Carpool’s marketing crashes program

Weak advertising forces closure of ride sharing effort

By Reggie Santini, Staff Writer

The student carpool program at Contra Costa College will be shut down because of a lack of advertisement.

“Parking is such a premium for students,” Buildings and Grounds Manager Bruce King said. “If more students do not participate we will have to close the program.”

The program is currently on the verge of closure, with no students participating and 15 reserved parking spots going to waste.

With no marketing strategy behind the program, students don’t even know it exists.

Last semester saw a huge decrease in use of the carpool program from when it first launched in the 2015 fall semester.

No students signed up for the program during the 2016 spring semester, King said.

The reserved parking lot for students using the carpool program was unused during the day until 4 p.m.— where it becomes a regular parking lot.

King said even though campus officials expected a rise in use of the carpool program due to the construction taking up parking spots on campus, it stagnated.

Campus construction saw the closure of three different parking lots, Lot 1, Lot 4 and Lot 16.

Students were hard pressed to find parking in time for their classes.

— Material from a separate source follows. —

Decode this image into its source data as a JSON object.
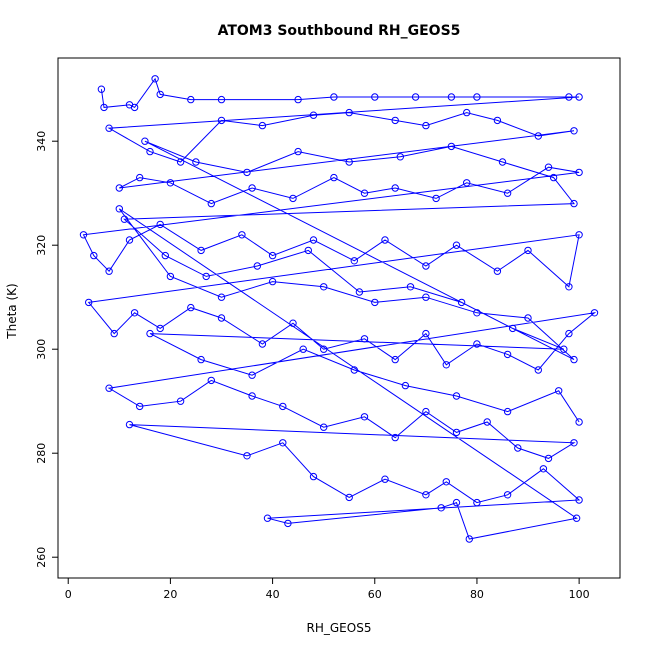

Because of the difficult parking situation students began parking in the reserved Lot 5.

It’s unknown if they did it on purpose, or just because they did not know it was a lot reserved for students using the carpool program King said.

CCC Police Services Lt. Tom Holt said, “Because of the lack of information on the carpool program—we did have to write some tickets to enforce the reserved parking spots.”

All the confusion surrounding the construction and the reserved parking ended up costing some students more money, but students were actively signing up during the programs launch in 2015 fall semester.

The program only has 15 spots, and only 8 of them were filled during that time Holt said.

CCC alum, and Editor-in-Chief for The Advocate, George Morin was one of the students who signed up for the program when it first opened.

“I only heard about it because I had to cover the Associated Student Union for The Advocate,” Morin said.

Despite the program being marketed to students through flyers around campus, applications are inside of the Student Life Office, only a few people on campus were aware.

“We sent emails through the InsitePortal to all the students. There are great benefits to signing up with the program,” former Student Life coordinator Erika Greene said. “A free parking pass, dedicated spot and a $50 dollar gas card.”

The program still does not have a strong enough marketing campaign its benefits aren’t being used by students.

After being contacted by an Advocate reporter, Marketing Director Brandy Howard refused to comment on the current marketing strategy to revive the carpool program and referred questions to Greene.

Greene said Howard worked briefly on marketing the carpool program toward the end of last semester.

“No one so far has worked on (marketing the carpool program since then),” she said.

Parking permits are $48 and parking is hard to find with the increase in enrollment, and the current seismic trenching has closed off half of Lot 6 until October, and Lot 1 until November.

“People like being in their own space with their own stuff. Not all the student’s schedules match,” Greene said.

Due to low numbers of students enrolling into the program, the Sustainability Committee has the carpool program on its agenda for its first meeting of the semester on Thursday at 7 a.m. in the R Building.